With HTWO, Hyundai Motor is stepping up efforts for the development of a next-generation hydrogen fuel cell system that can be applied to various forms of mobility such as UAM, automobiles, vessels and trains. Not only will the next-generation fuel cell system be available for many different mobility products and services, it will deliver enhanced performance and durability at an affordable price in a lighter architecture with enhanced energy density. With its next generation fuel cell system, the company aims to offer a highly efficient and diversified lineup of hydrogen-powered vehicles.

Financial Targets. Under the Strategy 2025 roadmap, Hyundai disclosed updated mid- to long-term financial goals—running from 2020 through 2025—including an investment of KRW 60.1 trillion by 2025, 8% operating margin in the automotive sector and a 5% level of global automotive market share. This is an upgrade of the plan announced in December 2019 and will be carried out despite deteriorated market conditions due to the pandemic.

Out of the total, KRW 36.6 trillion (US$33 billion) will be allocated for R&D and capital expenditures to enhance competitiveness in existing businesses, while KRW 23.5 trillion (US$21.6 billion) will be dedicated to future technologies, including electrification, hydrogen fuel cells, UAM, autonomous driving, mobility service and platform, connectivity, AI and robotics.

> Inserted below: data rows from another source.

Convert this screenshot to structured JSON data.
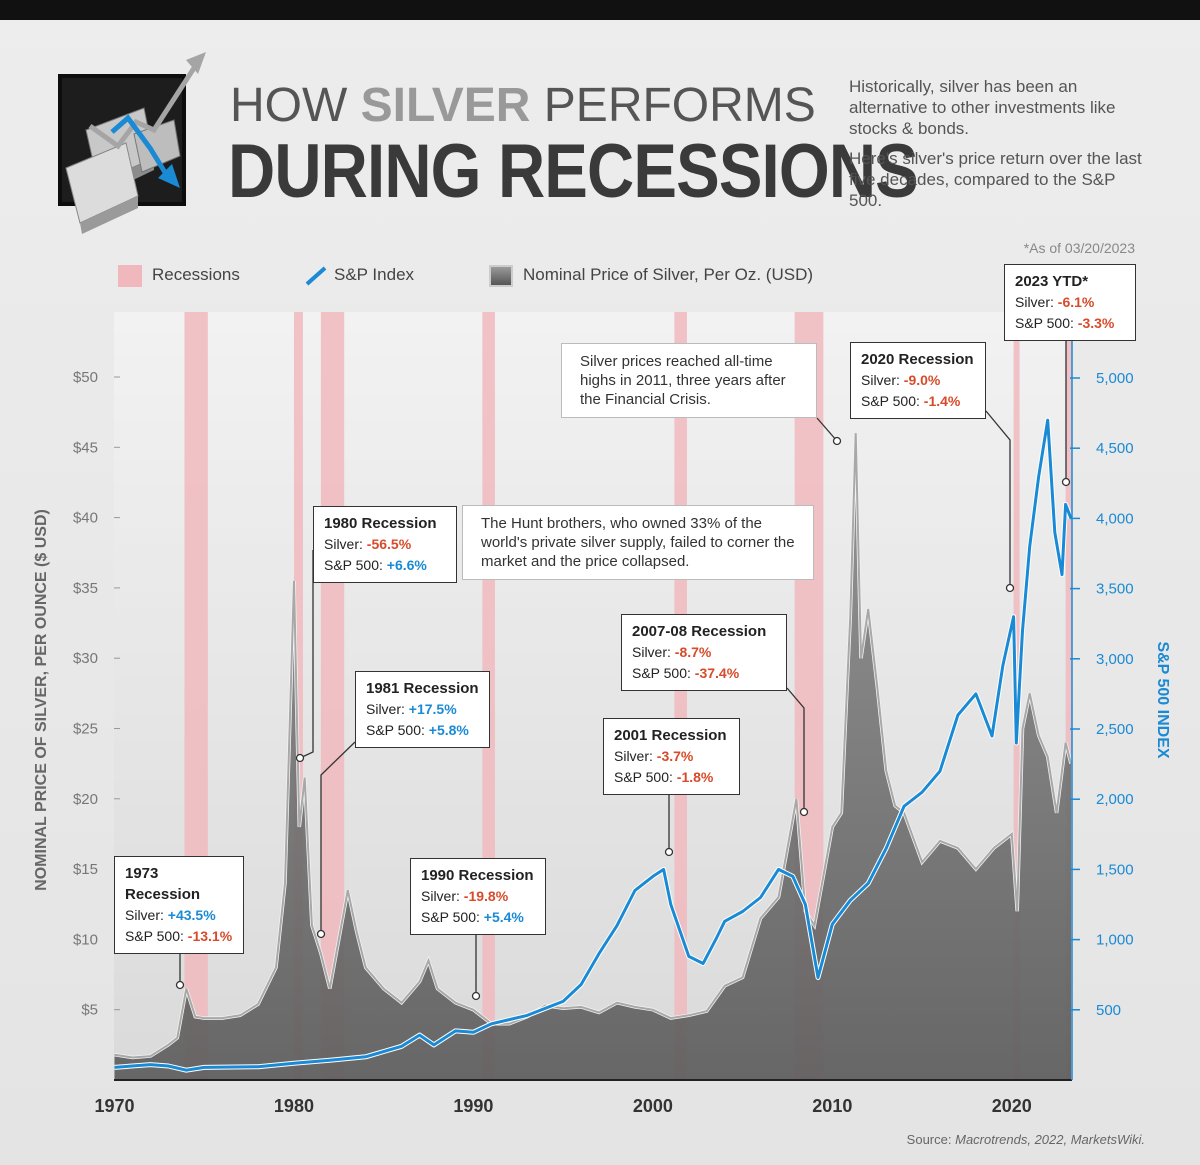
{
  "header": {
    "title_pre": "HOW ",
    "title_highlight": "SILVER",
    "title_post": " PERFORMS",
    "title_line2": "DURING RECESSIONS",
    "intro_1": "Historically, silver has been an alternative to other investments like stocks & bonds.",
    "intro_2": "Here's silver's price return over the last five decades, compared to the S&P 500.",
    "as_of": "*As of 03/20/2023"
  },
  "legend": {
    "recessions": "Recessions",
    "sp": "S&P Index",
    "silver": "Nominal Price of Silver, Per Oz. (USD)"
  },
  "source_label": "Source:",
  "source_text": "Macrotrends, 2022, MarketsWiki.",
  "colors": {
    "recession": "#f0b8bd",
    "sp_line": "#1a8ad4",
    "silver_line": "#a8a8a8",
    "negative": "#d84b2a",
    "positive": "#1a8ad4"
  },
  "chart_data": {
    "type": "area",
    "title": "",
    "x_range": [
      1970,
      2023.3
    ],
    "x_ticks": [
      "1970",
      "1980",
      "1990",
      "2000",
      "2010",
      "2020"
    ],
    "left_axis": {
      "label": "NOMINAL PRICE OF SILVER, PER OUNCE ($ USD)",
      "range": [
        0,
        55
      ],
      "ticks": [
        "$5",
        "$10",
        "$15",
        "$20",
        "$25",
        "$30",
        "$35",
        "$40",
        "$45",
        "$50"
      ]
    },
    "right_axis": {
      "label": "S&P 500 INDEX",
      "range": [
        0,
        5500
      ],
      "ticks": [
        "500",
        "1,000",
        "1,500",
        "2,000",
        "2,500",
        "3,000",
        "3,500",
        "4,000",
        "4,500",
        "5,000"
      ]
    },
    "recessions": [
      [
        1973.9,
        1975.2
      ],
      [
        1980.0,
        1980.5
      ],
      [
        1981.5,
        1982.8
      ],
      [
        1990.5,
        1991.2
      ],
      [
        2001.2,
        2001.9
      ],
      [
        2007.9,
        2009.5
      ],
      [
        2020.1,
        2020.4
      ],
      [
        2023.0,
        2023.3
      ]
    ],
    "series": [
      {
        "name": "Nominal Price of Silver, Per Oz. (USD)",
        "axis": "left",
        "x": [
          1970,
          1971,
          1972,
          1973,
          1973.5,
          1974,
          1974.5,
          1975,
          1976,
          1977,
          1978,
          1979,
          1979.5,
          1980,
          1980.3,
          1980.6,
          1981,
          1981.5,
          1982,
          1982.5,
          1983,
          1983.5,
          1984,
          1985,
          1986,
          1987,
          1987.5,
          1988,
          1989,
          1990,
          1991,
          1992,
          1993,
          1994,
          1995,
          1996,
          1997,
          1998,
          1999,
          2000,
          2001,
          2002,
          2003,
          2004,
          2005,
          2006,
          2007,
          2008,
          2008.5,
          2009,
          2010,
          2010.5,
          2011,
          2011.3,
          2011.6,
          2012,
          2012.5,
          2013,
          2013.5,
          2014,
          2015,
          2016,
          2017,
          2018,
          2019,
          2020,
          2020.3,
          2020.6,
          2021,
          2021.5,
          2022,
          2022.5,
          2023,
          2023.3
        ],
        "y": [
          1.8,
          1.6,
          1.7,
          2.5,
          3.0,
          6.5,
          4.5,
          4.4,
          4.4,
          4.6,
          5.4,
          8.0,
          14.0,
          35.5,
          18.0,
          21.5,
          11.0,
          9.0,
          6.5,
          10.0,
          13.5,
          10.5,
          8.0,
          6.5,
          5.5,
          7.0,
          8.5,
          6.5,
          5.5,
          5.0,
          4.0,
          4.0,
          4.5,
          5.3,
          5.1,
          5.2,
          4.8,
          5.5,
          5.2,
          5.0,
          4.4,
          4.6,
          4.9,
          6.7,
          7.3,
          11.5,
          13.0,
          20.0,
          12.0,
          11.0,
          18.0,
          19.0,
          33.0,
          46.0,
          30.0,
          33.5,
          28.0,
          22.0,
          19.5,
          19.0,
          15.5,
          17.0,
          16.5,
          15.0,
          16.5,
          17.5,
          12.0,
          25.0,
          27.5,
          24.5,
          23.0,
          19.0,
          24.0,
          22.5
        ]
      },
      {
        "name": "S&P Index",
        "axis": "right",
        "x": [
          1970,
          1972,
          1973,
          1974,
          1975,
          1978,
          1980,
          1982,
          1984,
          1986,
          1987,
          1987.8,
          1989,
          1990,
          1991,
          1993,
          1995,
          1996,
          1997,
          1998,
          1999,
          2000,
          2000.6,
          2001,
          2002,
          2002.8,
          2003.5,
          2004,
          2005,
          2006,
          2007,
          2007.8,
          2008.5,
          2009.2,
          2010,
          2011,
          2012,
          2013,
          2014,
          2015,
          2016,
          2017,
          2018,
          2018.9,
          2019.5,
          2020.1,
          2020.25,
          2020.6,
          2021,
          2021.5,
          2022,
          2022.4,
          2022.8,
          2023,
          2023.3
        ],
        "y": [
          90,
          110,
          100,
          70,
          90,
          95,
          120,
          140,
          165,
          240,
          320,
          250,
          350,
          340,
          400,
          460,
          560,
          680,
          900,
          1100,
          1350,
          1450,
          1500,
          1250,
          880,
          830,
          1000,
          1130,
          1200,
          1300,
          1500,
          1450,
          1250,
          730,
          1110,
          1280,
          1400,
          1650,
          1950,
          2050,
          2200,
          2600,
          2750,
          2450,
          2950,
          3300,
          2400,
          3200,
          3800,
          4300,
          4700,
          3900,
          3600,
          4100,
          4000
        ]
      }
    ]
  },
  "annotations": [
    {
      "title": "1973 Recession",
      "silver": "+43.5%",
      "silver_sign": "pos",
      "sp": "-13.1%",
      "sp_sign": "neg"
    },
    {
      "title": "1980 Recession",
      "silver": "-56.5%",
      "silver_sign": "neg",
      "sp": "+6.6%",
      "sp_sign": "pos"
    },
    {
      "title": "1981 Recession",
      "silver": "+17.5%",
      "silver_sign": "pos",
      "sp": "+5.8%",
      "sp_sign": "pos"
    },
    {
      "title": "1990 Recession",
      "silver": "-19.8%",
      "silver_sign": "neg",
      "sp": "+5.4%",
      "sp_sign": "pos"
    },
    {
      "title": "2001 Recession",
      "silver": "-3.7%",
      "silver_sign": "neg",
      "sp": "-1.8%",
      "sp_sign": "neg"
    },
    {
      "title": "2007-08 Recession",
      "silver": "-8.7%",
      "silver_sign": "neg",
      "sp": "-37.4%",
      "sp_sign": "neg"
    },
    {
      "title": "2020 Recession",
      "silver": "-9.0%",
      "silver_sign": "neg",
      "sp": "-1.4%",
      "sp_sign": "neg"
    },
    {
      "title": "2023 YTD*",
      "silver": "-6.1%",
      "silver_sign": "neg",
      "sp": "-3.3%",
      "sp_sign": "neg"
    }
  ],
  "row_labels": {
    "silver": "Silver:",
    "sp": "S&P 500:"
  },
  "notes": {
    "hunt": "The Hunt brothers, who owned 33% of the world's private silver supply, failed to corner the market and the price collapsed.",
    "ath": "Silver prices reached all-time highs in 2011, three years after the Financial Crisis."
  }
}
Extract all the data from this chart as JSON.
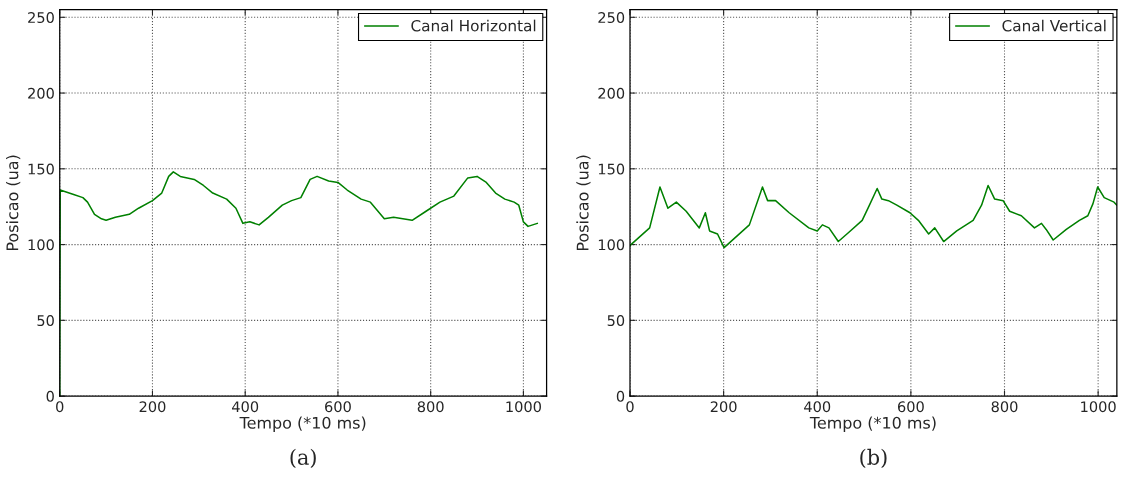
{
  "chart_data": [
    {
      "type": "line",
      "xlabel": "Tempo (*10 ms)",
      "ylabel": "Posicao (ua)",
      "xlim": [
        0,
        1050
      ],
      "ylim": [
        0,
        255
      ],
      "xticks": [
        0,
        200,
        400,
        600,
        800,
        1000
      ],
      "yticks": [
        0,
        50,
        100,
        150,
        200,
        250
      ],
      "grid": true,
      "legend": "top right",
      "annotations": [
        "(a)"
      ],
      "series": [
        {
          "name": "Canal Horizontal",
          "color": "#008000",
          "x": [
            0,
            1,
            30,
            50,
            60,
            75,
            90,
            100,
            120,
            150,
            170,
            200,
            220,
            235,
            245,
            260,
            290,
            310,
            330,
            360,
            380,
            395,
            410,
            430,
            450,
            480,
            500,
            520,
            540,
            555,
            580,
            600,
            620,
            650,
            670,
            700,
            720,
            740,
            760,
            790,
            820,
            850,
            880,
            900,
            920,
            940,
            960,
            980,
            990,
            1000,
            1010,
            1020,
            1030
          ],
          "values": [
            0,
            136,
            133,
            131,
            128,
            120,
            117,
            116,
            118,
            120,
            124,
            129,
            134,
            145,
            148,
            145,
            143,
            139,
            134,
            130,
            124,
            114,
            115,
            113,
            118,
            126,
            129,
            131,
            143,
            145,
            142,
            141,
            136,
            130,
            128,
            117,
            118,
            117,
            116,
            122,
            128,
            132,
            144,
            145,
            141,
            134,
            130,
            128,
            126,
            115,
            112,
            113,
            114
          ]
        }
      ]
    },
    {
      "type": "line",
      "xlabel": "Tempo (*10 ms)",
      "ylabel": "Posicao (ua)",
      "xlim": [
        0,
        1040
      ],
      "ylim": [
        0,
        255
      ],
      "xticks": [
        0,
        200,
        400,
        600,
        800,
        1000
      ],
      "yticks": [
        0,
        50,
        100,
        150,
        200,
        250
      ],
      "grid": true,
      "legend": "top right",
      "annotations": [
        "(b)"
      ],
      "series": [
        {
          "name": "Canal Vertical",
          "color": "#008000",
          "x": [
            0,
            2,
            42,
            64,
            81,
            99,
            120,
            148,
            161,
            170,
            187,
            201,
            255,
            283,
            294,
            311,
            340,
            382,
            400,
            411,
            425,
            445,
            467,
            496,
            510,
            528,
            538,
            552,
            570,
            598,
            616,
            638,
            651,
            670,
            698,
            733,
            751,
            765,
            779,
            797,
            811,
            836,
            864,
            879,
            889,
            904,
            932,
            960,
            978,
            989,
            999,
            1013,
            1034,
            1040
          ],
          "values": [
            99,
            100,
            111,
            138,
            124,
            128,
            122,
            111,
            121,
            109,
            107,
            98,
            113,
            138,
            129,
            129,
            121,
            111,
            109,
            113,
            111,
            102,
            108,
            116,
            125,
            137,
            130,
            129,
            126,
            121,
            116,
            107,
            111,
            102,
            109,
            116,
            126,
            139,
            130,
            129,
            122,
            119,
            111,
            114,
            110,
            103,
            110,
            116,
            119,
            127,
            138,
            131,
            128,
            126
          ]
        }
      ]
    }
  ]
}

In particular, investment into electrification and hydrogen businesses increased significantly to KRW 14.9 trillion (US$13.7 billion) from KRW 10.4 trillion (US$9.6 billion) announced last year due to the full-scale implementation of the hydrogen business and the expansion of the EV lineup.

Despite uncertainty in the global market caused by COVID-19, Hyundai Motor will continue to pursue its 8% target for operating profit margin in the automotive sector by 2025 through cost innovation to lay the foundation for sustainable future growth.

In the case of internal combustion engine vehicles, for which global demand is expected to recover after COVID-19, the company will focus on recovering profitability on the back of wider adaption of third-generation platforms in various models, optimization of production at regional headquarters, retail innovation and global expansion of the Genesis luxury brand.

For EVs, the company aims to bolster competitiveness at all stages of EV businesses throughout development, production and sales to achieve profitability comparable to that of ICE.

The company also strives to enhance shareholder value through market-friendly return policy. Despite concerns over uncertainties in the business environment in 2021, the company plans to consider annual dividends in deliberation of liquidity and earnings recovery.